President Barack Obama will try to shift attention away from job numbers and on to “tax fairness,” as he continues to highlight the importance of “strengthening the middle class” as his economic policy platform.

After a dismal and sobering June jobs report (dismal for the president and sobering for millions of voters who could start considering an alternative this fall), Obama will try to focus on taxes instead of unemployment, and the president will lay out this plan in an address from the White House East Room on Monday, reports the Wall Street Journal.

The policy, which will be hammered home in a series of campaign events this summer, will highlight Obama’s previous support for permanently extending the Bush Tax cuts for people who earn less than $250,000 a year. The address would be the first time, though, that the president asks specifically for a one year extension of the Bush Tax Cuts for people from this particular group. The Bush Tax cuts are set to expire at the end of the year.

One of Obama’s advisers, former White House Press Secretary Robert Gibbs, said the extension of the Bush Tax cuts for families that make less than $250,000 a year would have “a decent impact on the economy.” 

However, this argument is likely to find opposition, especially as a 2012 extension of all of the Bush Tax cuts – signed off by President Obama – didn’t have a major impact on the economy.
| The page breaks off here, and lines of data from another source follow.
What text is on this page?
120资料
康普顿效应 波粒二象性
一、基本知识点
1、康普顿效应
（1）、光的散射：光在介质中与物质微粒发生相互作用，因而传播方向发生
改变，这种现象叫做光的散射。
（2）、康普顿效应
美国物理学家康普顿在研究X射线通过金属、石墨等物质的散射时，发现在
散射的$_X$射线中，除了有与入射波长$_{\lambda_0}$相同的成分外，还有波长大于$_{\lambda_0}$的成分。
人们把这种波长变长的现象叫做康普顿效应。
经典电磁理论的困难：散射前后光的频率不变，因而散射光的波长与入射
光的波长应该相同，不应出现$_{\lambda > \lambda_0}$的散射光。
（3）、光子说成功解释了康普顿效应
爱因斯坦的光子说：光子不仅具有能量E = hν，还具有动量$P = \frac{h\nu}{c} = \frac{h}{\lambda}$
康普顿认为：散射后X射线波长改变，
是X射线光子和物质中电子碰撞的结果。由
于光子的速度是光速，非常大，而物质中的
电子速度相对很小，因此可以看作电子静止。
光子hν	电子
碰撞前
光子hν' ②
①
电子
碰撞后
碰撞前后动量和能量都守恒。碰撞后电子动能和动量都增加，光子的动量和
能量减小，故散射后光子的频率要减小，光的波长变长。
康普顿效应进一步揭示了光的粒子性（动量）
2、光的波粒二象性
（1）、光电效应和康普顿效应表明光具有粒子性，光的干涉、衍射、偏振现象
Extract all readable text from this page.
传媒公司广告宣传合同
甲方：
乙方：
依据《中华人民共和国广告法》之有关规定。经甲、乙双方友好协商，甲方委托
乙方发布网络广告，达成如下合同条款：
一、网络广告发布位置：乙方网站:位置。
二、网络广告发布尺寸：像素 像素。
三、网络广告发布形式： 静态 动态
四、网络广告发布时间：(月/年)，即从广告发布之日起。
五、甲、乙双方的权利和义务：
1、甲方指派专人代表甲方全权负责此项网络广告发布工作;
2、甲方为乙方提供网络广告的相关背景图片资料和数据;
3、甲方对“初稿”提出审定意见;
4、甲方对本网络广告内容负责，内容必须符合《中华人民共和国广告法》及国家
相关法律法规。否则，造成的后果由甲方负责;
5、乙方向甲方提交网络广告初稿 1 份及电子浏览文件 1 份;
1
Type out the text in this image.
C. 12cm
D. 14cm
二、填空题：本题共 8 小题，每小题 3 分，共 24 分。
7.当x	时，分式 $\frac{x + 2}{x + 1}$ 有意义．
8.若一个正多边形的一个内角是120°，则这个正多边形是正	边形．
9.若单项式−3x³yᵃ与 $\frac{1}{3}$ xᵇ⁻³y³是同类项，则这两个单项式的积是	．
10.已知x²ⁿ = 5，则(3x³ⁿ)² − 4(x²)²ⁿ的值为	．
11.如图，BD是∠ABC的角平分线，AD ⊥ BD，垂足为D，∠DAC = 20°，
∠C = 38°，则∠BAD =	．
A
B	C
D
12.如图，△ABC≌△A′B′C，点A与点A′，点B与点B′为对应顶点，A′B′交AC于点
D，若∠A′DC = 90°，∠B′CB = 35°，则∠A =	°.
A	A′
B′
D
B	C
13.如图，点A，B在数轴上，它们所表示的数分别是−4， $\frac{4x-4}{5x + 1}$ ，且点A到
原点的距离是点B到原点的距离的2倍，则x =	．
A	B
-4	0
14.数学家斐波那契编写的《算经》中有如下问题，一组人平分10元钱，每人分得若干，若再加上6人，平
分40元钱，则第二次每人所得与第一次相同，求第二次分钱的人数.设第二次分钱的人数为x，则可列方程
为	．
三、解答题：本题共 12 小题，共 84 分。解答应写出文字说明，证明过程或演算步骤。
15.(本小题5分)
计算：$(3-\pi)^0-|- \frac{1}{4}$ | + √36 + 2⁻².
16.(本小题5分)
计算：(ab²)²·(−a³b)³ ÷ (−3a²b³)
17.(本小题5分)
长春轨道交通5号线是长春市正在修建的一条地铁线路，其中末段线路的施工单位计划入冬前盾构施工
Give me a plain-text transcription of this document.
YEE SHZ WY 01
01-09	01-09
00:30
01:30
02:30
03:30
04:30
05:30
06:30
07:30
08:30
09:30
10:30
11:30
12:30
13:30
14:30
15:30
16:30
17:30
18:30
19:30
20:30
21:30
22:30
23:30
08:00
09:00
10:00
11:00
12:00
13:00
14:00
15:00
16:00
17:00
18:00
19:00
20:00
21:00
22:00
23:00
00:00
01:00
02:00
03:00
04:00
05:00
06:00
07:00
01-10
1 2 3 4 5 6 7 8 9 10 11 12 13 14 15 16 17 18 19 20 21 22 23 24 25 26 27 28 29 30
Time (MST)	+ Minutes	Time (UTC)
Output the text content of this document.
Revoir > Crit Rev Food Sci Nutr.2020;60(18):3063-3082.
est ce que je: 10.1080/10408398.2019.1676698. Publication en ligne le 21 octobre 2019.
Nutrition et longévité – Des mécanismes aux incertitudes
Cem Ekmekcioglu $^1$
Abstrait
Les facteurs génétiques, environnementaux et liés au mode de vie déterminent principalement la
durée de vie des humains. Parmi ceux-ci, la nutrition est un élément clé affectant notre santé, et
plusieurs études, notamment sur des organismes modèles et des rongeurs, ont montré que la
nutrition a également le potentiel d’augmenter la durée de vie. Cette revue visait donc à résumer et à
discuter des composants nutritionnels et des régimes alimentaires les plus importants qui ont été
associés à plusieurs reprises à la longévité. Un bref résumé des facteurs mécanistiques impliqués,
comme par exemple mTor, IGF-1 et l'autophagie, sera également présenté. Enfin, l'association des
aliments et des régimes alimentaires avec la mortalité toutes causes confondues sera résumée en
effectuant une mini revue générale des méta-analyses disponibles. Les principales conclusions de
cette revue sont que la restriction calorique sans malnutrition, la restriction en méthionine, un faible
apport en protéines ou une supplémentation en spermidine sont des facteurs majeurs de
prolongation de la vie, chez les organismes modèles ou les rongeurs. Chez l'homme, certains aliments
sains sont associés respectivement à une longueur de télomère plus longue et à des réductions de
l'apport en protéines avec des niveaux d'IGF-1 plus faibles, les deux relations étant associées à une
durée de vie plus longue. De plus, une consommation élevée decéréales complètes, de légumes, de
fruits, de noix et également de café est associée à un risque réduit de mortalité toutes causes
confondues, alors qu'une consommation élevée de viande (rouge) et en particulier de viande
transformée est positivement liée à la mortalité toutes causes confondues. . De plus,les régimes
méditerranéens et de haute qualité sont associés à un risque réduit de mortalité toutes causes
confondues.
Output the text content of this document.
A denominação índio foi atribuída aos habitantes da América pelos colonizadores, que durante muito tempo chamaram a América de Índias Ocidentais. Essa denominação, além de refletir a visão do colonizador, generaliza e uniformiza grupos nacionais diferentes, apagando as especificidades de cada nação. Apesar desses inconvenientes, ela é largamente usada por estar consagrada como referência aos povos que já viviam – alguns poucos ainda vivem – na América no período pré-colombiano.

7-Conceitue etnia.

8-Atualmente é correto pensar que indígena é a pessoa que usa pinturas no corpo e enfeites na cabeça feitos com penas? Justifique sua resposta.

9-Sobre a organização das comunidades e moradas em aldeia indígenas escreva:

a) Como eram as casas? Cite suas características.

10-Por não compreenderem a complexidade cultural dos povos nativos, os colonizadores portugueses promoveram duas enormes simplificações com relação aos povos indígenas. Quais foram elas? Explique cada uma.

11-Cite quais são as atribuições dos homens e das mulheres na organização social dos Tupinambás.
In addition, Republicans will argue that letting the Bush Tax Cuts expire for earners over the $250,000 a year treshold will negatively affect job creation; thus, and the proposal has little hope of passing in Congress. Will Obama agree to extend all of the Bush Tax Cuts again this year, or will he let them expire for all brackets – risking being labeled a tax and spending liberal by his opponents?

Either way, Obama will use his new argument to capaign the rest of the summer and try to fire up the Democratic base with an income inequality argument that has been the ceneterpiece of his reelection campaign since his December 2011 Osawatomie, Kansas, speech

The strategy, however, runs the risk of alienating centrist voters who are growing increasingly annoyed by the campaign’s class rhetoric.